CHP Genel Başkan Yardımcısı Bülent Kuşoğlu'nun "Kılıçdaroğlu aday olmazsa masa dağılır" sözleri, en çok İP Genel Başkanı Meral Akşener'in dengesini bozdu.
Akşener, daha önce Gürsel Tekin'in çıkışını fırsata çevirip HDP yükünden kurtulmak istedi ama Kuşoğlu'nun restiyle elini açık etti ve ne yapacağını şaşırdı.
Birkaç gündür Akşener'in yaşadığı şaşkınlığın gölgesinde İyi Parti kulislerini izliyorum. Parti içinde CHP'dekinden çok daha fazla bir huzursuzluk var. Bir kere, İyi Partililer Akşener'in cumhurbaşkanı adayı olmasını istiyor. Onun, "Ben başbakan olacağım" stratejisini yanlış buluyor ve Kılıçdaroğlu'nun bunu fırsata çevirdiğini düşünüyor.

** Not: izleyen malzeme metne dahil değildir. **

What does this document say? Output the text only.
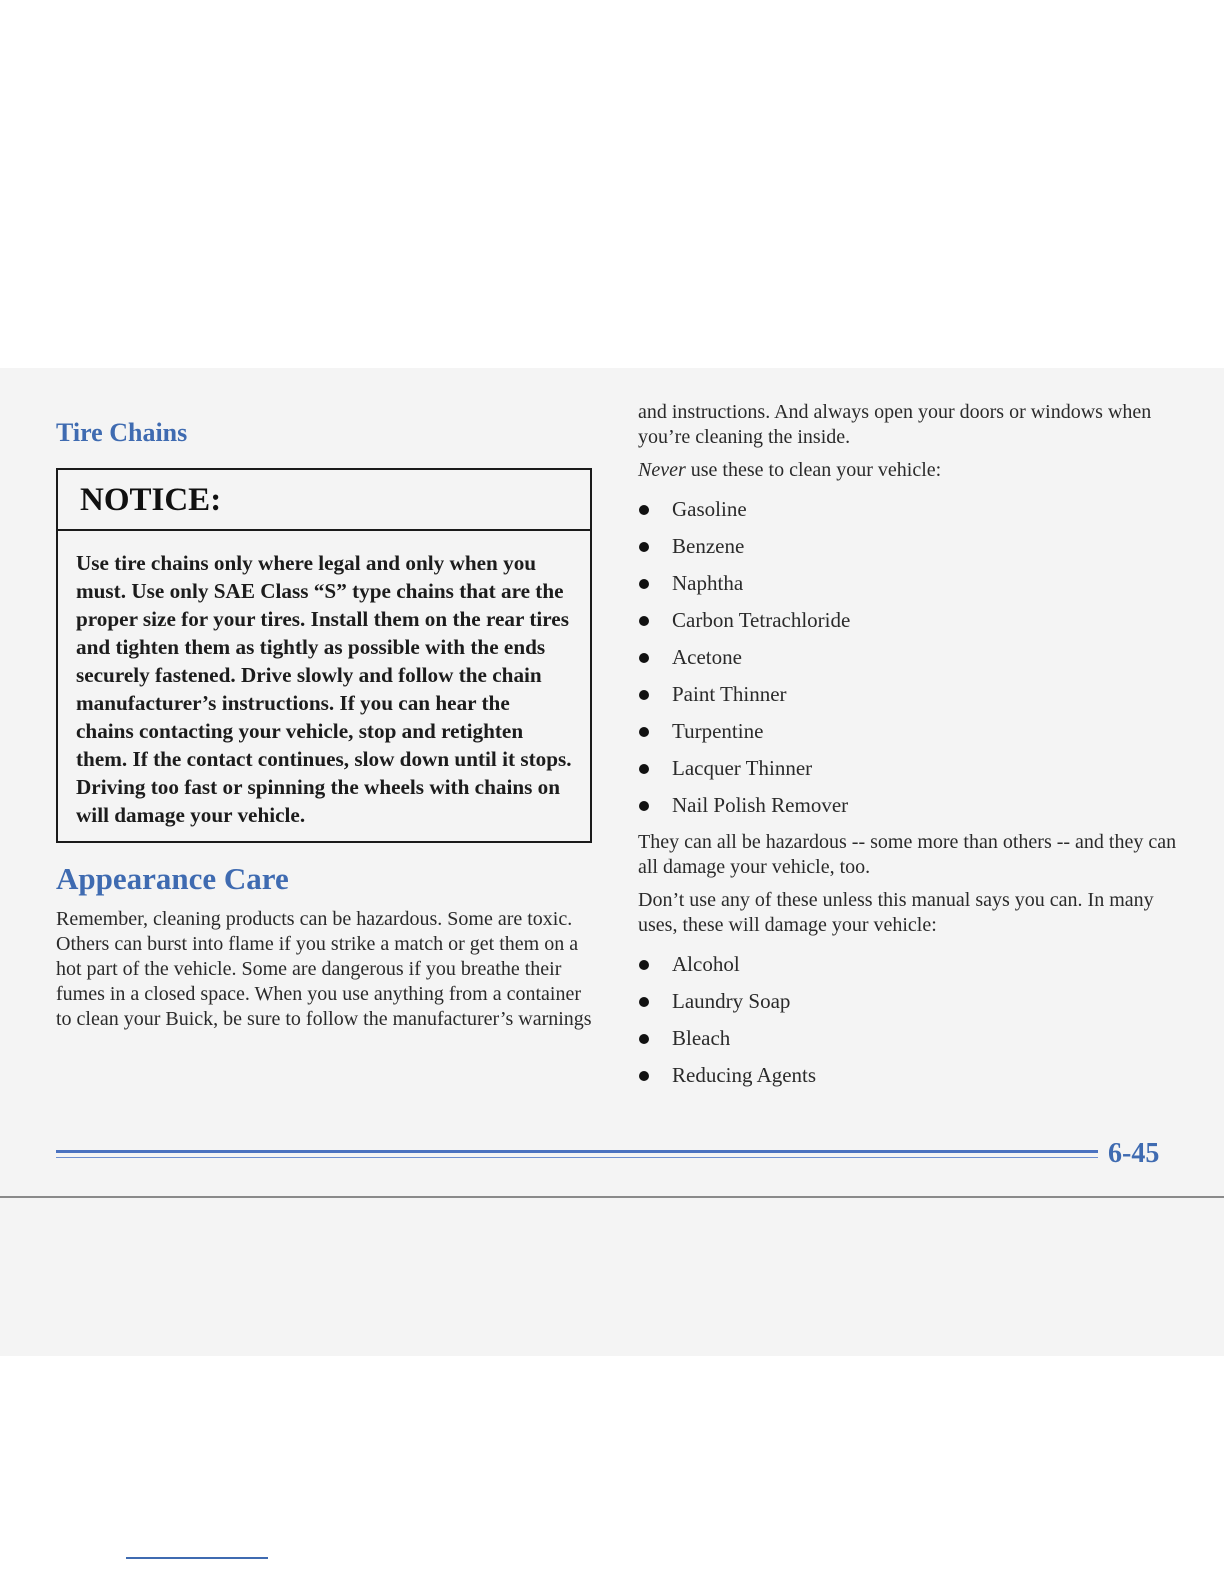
Tire Chains
NOTICE:
Use tire chains only where legal and only when you must. Use only SAE Class “S” type chains that are the proper size for your tires. Install them on the rear tires and tighten them as tightly as possible with the ends securely fastened. Drive slowly and follow the chain manufacturer’s instructions. If you can hear the chains contacting your vehicle, stop and retighten them. If the contact continues, slow down until it stops. Driving too fast or spinning the wheels with chains on will damage your vehicle.
Appearance Care

Remember, cleaning products can be hazardous. Some are toxic. Others can burst into flame if you strike a match or get them on a hot part of the vehicle. Some are dangerous if you breathe their fumes in a closed space. When you use anything from a container to clean your Buick, be sure to follow the manufacturer’s warnings

and instructions. And always open your doors or windows when you’re cleaning the inside.

Never use these to clean your vehicle:

Gasoline
Benzene
Naphtha
Carbon Tetrachloride
Acetone
Paint Thinner
Turpentine
Lacquer Thinner
Nail Polish Remover

They can all be hazardous -- some more than others -- and they can all damage your vehicle, too.

Don’t use any of these unless this manual says you can. In many uses, these will damage your vehicle:

Alcohol
Laundry Soap
Bleach
Reducing Agents
6-45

Akşener şimdi geri adım atmaya çalışıyor ama bunu da kamuoyuna açıklayamıyor. Bu yüzden kıvranıp duruyor. Kılıçdaroğlu'nun adaylığına destek verse partisinin oy kaybedeceği ihtimali var; tersini yapıp "Ama yani bu şimdi iyi bir soru olmadı" dese CHP'lilerden zılgıt yiyor.
İYİ PARTİ'DE 'KORAYCILAR' KORKUSU
İşi öyle bir noktaya getirdi ki tıpkı CHP'deki "Ekremciler" gibi parti içinde artık "Koraycılar" diye bir grup ciddi ciddi harekete geçmiş, pusuda bekliyor. Üst yönetime yakın İyi Partili biri şöyle diyor:
"İyi Parti ne merkeze oturdu ne de milliyetçi bir çizgiye. Daha önemlisi eğer Kılıçdaroğlu aday olursa, CHP tabanından bize gelecek oylar gelmeyecek. İyi Parti'nin oyu 9 veya 10'da kalırsa parti içi kavga başlar."
Akşener'ın son dönemde Mansur Yavaş'ı öne çıkarması, İmamoğlu'nu elinin altında tutması, hatta bu hafta içinde DEVA ve Gelecek Parti genel başkanlarıyla görüşecek olması, bu sıkışmayı aşma çabasından başka bir şey değil. Aşacak gibi görünmüyor ama yine de Kılıçdaroğlu'nun ev sahipliği yapacağı 2 Ekim'deki 6'lı masa toplantısına eli güçlü gitmek istiyor.
Ama ne yazık ki Akşener'in oraya eli güçlü gideceğine dair İyi Partililerin bir umudu yok. Hatta öyle umutsuzlar ki, "Masayı dağıtır mı yoksa zaman kazanmaya mı çalışır?" sorumuza İyi Partili biri şu cevabı veriyor:
"İkinci ihtimali daha güçlü görüyorum. Çünkü masayı kim kurduysa o dağıtır, bizimkiler değil."